Whimsical work a little gemJILLIAN ALLISON-AITKEN
Edwin's Egg and Other Poetic Novellas
By Cilla McQueen (Otago University Press, RRP $40)
Former New Zealand Poet Laureate Cilla McQueen has produced a cute little collection of poetic novellas that will appeal to her existing fans and also provide a great introduction to her work for new fans.
Originally one of the works McQueen undertook during her time as Poet Laureate, the project titled Serial was published on the official Poet Laureate website.
Now retitled Edwin's Egg, this eight-chapter series is repackaged as eight individual chapters in separate pocket-sized books, all bundled together in a slipcover.
McQueen describes this work as "exploring a space between prose and poetry" and the end result is accessible and enlightening.
Edwin's Egg is actually the final chapter in the series and McQueen's text sits beautifully alongside images from the Alexander Turnbull Library collection.
To be honest, it is hard to fully describe just what this is: a mini novel, a touch of poetry, visual fun and a whole lot of whimsy.
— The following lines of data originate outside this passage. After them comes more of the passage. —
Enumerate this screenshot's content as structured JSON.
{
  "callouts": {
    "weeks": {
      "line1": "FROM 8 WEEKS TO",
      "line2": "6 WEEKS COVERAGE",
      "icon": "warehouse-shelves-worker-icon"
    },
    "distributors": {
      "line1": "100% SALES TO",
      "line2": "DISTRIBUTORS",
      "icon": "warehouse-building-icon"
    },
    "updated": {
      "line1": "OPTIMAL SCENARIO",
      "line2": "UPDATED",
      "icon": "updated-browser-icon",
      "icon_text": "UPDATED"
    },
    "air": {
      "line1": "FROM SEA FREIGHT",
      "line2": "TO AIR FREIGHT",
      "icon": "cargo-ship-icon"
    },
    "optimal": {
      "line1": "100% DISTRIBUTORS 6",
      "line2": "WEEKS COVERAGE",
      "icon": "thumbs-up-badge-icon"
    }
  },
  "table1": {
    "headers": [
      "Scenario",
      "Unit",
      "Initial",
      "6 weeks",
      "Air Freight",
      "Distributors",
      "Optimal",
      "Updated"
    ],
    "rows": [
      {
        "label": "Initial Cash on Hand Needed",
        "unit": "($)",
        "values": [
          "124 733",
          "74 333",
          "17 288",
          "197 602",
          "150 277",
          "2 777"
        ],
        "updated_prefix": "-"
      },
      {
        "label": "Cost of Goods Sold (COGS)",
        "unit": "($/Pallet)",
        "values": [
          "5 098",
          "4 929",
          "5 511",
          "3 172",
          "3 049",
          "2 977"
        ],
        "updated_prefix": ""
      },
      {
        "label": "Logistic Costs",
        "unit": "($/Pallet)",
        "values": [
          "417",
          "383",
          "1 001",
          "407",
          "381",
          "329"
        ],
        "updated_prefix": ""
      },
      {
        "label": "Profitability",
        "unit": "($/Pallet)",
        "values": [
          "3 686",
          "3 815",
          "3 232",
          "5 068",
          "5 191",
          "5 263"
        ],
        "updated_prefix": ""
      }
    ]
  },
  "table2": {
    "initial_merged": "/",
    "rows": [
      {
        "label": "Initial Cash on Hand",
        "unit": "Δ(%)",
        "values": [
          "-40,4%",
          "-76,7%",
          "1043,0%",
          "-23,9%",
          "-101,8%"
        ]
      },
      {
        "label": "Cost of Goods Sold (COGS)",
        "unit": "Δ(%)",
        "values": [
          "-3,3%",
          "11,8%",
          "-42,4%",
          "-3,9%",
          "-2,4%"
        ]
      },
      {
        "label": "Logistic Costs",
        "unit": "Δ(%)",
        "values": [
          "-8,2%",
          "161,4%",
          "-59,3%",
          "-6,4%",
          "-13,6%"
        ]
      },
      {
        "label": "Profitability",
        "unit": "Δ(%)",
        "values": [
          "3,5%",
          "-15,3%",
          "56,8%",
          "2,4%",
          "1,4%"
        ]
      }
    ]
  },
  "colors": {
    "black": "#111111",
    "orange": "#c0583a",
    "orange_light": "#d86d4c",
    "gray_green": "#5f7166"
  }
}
At $40 for a little collection of little books, the price may seem a little steep. However, it's also a little gem.
The White Clock
By Owen Marshall (Otago University Press, RRP $25)
Award-winning novelist, short story-writer, poet and editor Owen Marshall has also published his third collection of poems, which is perhaps not quite as biographical as Cooke's offering but every bit as interesting.
From Nelson to St Bathans to Turkey with a touch of Richard III, schoolboy memories, endearment and disillusionment, the full range of human emotion is explored in this collection.
Marshall manages to inject a good dose of humour into the mix, which highlights the significance of everyday experiences.
Born to a Red-headed Woman
By Kay McKenzie Cooke (Otago University Press, RRP $25)
Music can evoke memories and emotions and using that ability, Kay McKenzie Cooke has created a collection of poetry that highlights people and places from her past.
Cooke grew up in the rural Southland of the 1950s and 60s and the song tracks, titles and lines she has used for inspiration in this collection take the reader through her life, as a young girl growing up, as a teen pressured into adopting out her baby in the 1970s, as a wife and mother, author and grandmother.
Now living in Dunedin, Cooke has published two earlier collections of poetry. Her first effort - Feeding the Dogs - won the Montana Book Awards best first book of poetry award in 2003.
This collection is autobiographical and raw, taking the reader on a journey through the poet's life, from carefree child to angry teen to balanced grandmother and more.